Once the funeral and its complex rituals were over, I was inconsolable. Mostly, Simon had been a musician and writer. Early on he had turned me on to the bizarre engravings of José Guadeloupe Posada, an artist whose skeletal dancers are now synonymous with Day of the Dead paraphernalia and bunting. He was older than me by a decade and through his barfly ways I had strayed into company that I still recall with fascination.

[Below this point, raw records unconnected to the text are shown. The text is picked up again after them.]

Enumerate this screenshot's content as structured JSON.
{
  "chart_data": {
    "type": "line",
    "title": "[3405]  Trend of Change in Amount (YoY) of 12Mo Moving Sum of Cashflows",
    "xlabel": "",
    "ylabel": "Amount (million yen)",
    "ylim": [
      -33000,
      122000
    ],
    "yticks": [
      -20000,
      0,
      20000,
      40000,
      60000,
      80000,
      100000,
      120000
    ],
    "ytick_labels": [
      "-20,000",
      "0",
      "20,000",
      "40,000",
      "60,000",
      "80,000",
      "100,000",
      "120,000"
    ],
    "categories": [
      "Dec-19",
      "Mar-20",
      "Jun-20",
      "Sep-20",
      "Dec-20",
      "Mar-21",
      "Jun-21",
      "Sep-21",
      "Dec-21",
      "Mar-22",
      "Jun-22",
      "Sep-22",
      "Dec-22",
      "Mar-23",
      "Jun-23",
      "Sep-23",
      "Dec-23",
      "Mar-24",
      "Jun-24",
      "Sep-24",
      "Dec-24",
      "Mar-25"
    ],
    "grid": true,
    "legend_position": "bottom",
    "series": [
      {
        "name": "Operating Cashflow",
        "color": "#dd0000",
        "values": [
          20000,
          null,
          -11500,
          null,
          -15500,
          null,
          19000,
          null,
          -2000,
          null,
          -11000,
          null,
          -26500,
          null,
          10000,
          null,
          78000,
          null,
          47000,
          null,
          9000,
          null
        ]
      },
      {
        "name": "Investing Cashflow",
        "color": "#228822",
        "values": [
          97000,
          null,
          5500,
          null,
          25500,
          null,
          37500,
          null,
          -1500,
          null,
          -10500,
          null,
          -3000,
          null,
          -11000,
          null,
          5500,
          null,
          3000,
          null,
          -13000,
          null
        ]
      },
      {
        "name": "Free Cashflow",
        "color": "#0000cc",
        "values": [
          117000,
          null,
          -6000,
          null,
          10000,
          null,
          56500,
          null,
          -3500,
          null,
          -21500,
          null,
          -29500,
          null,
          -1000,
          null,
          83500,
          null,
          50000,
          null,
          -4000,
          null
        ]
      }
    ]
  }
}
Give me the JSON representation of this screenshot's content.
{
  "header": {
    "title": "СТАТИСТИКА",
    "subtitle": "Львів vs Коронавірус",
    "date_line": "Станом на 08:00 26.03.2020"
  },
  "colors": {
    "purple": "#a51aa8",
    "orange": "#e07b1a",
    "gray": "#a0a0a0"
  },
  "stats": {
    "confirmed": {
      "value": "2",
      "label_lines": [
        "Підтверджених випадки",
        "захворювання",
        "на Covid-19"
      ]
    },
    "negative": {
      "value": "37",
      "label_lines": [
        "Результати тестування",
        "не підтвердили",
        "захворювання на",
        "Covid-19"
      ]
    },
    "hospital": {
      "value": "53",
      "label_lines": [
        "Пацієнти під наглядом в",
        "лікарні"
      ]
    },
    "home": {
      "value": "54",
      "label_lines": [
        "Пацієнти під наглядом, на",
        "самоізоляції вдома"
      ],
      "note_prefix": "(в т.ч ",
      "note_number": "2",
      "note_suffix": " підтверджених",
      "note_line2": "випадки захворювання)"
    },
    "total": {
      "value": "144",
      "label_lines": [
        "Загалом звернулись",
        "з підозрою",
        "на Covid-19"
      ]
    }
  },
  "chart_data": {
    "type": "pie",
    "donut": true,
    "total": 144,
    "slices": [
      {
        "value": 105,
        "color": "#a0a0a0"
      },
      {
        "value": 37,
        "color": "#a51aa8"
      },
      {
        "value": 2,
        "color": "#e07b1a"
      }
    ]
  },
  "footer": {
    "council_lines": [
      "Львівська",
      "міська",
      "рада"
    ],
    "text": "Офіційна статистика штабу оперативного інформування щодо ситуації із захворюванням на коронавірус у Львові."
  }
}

But it was my Mexican friend, the poet Mario Licón Cabrera, whose verses make uncanny connections between the two southern lands, Australia and Mexico, who knew instinctively how best to deal with that despair. We drank, which I am not very good at, and it was a night of mostly music and company. Mario is gifted in his production of magnificent verse, but he is equally capable of passing a wordless evening when those forces that derail our lives come crashing through. Mario at that stage was already losing his sight, which for a man whose Indian ancestry imparted a prodigious capacity for walking—he was known even then to walk across Sydney and back again—this was no small challenge. But on that particular evening, he was my guide when I had already lost my way in a sea of personal grief.  

My own culture does not deal so well with such things, and nowadays the imposition of sorrow on the ceaseless mechanisms of capital is not well tolerated. But that is the lesson I would take from a country that accepts that things will not always be as we wish. We who inhabit that privileged echelon of global wealth are resistant to the porosity of seeping things—creeping things like life, yielding things like flesh, borders that make no sense, and finally the cold and inevitable percolations of death and the coming of darkness. That is why I can never quite shake my deep affection for Mexico.

Author

Damian Smith is a curator, writer and academic based in Melbourne, Australia. His doctoral dissertation “Barefoot Curating: Contemporary Art and the Role of the Freelance” considers the role of the curator in remote, unusual and under-resourced contexts. Most recently he has been working in the arid Pilbara district of Western Australia, as well as Beijing on the Geoff Raby Collection of Contemporary Chinese Art and for the Bienal de la Habana, Cuba.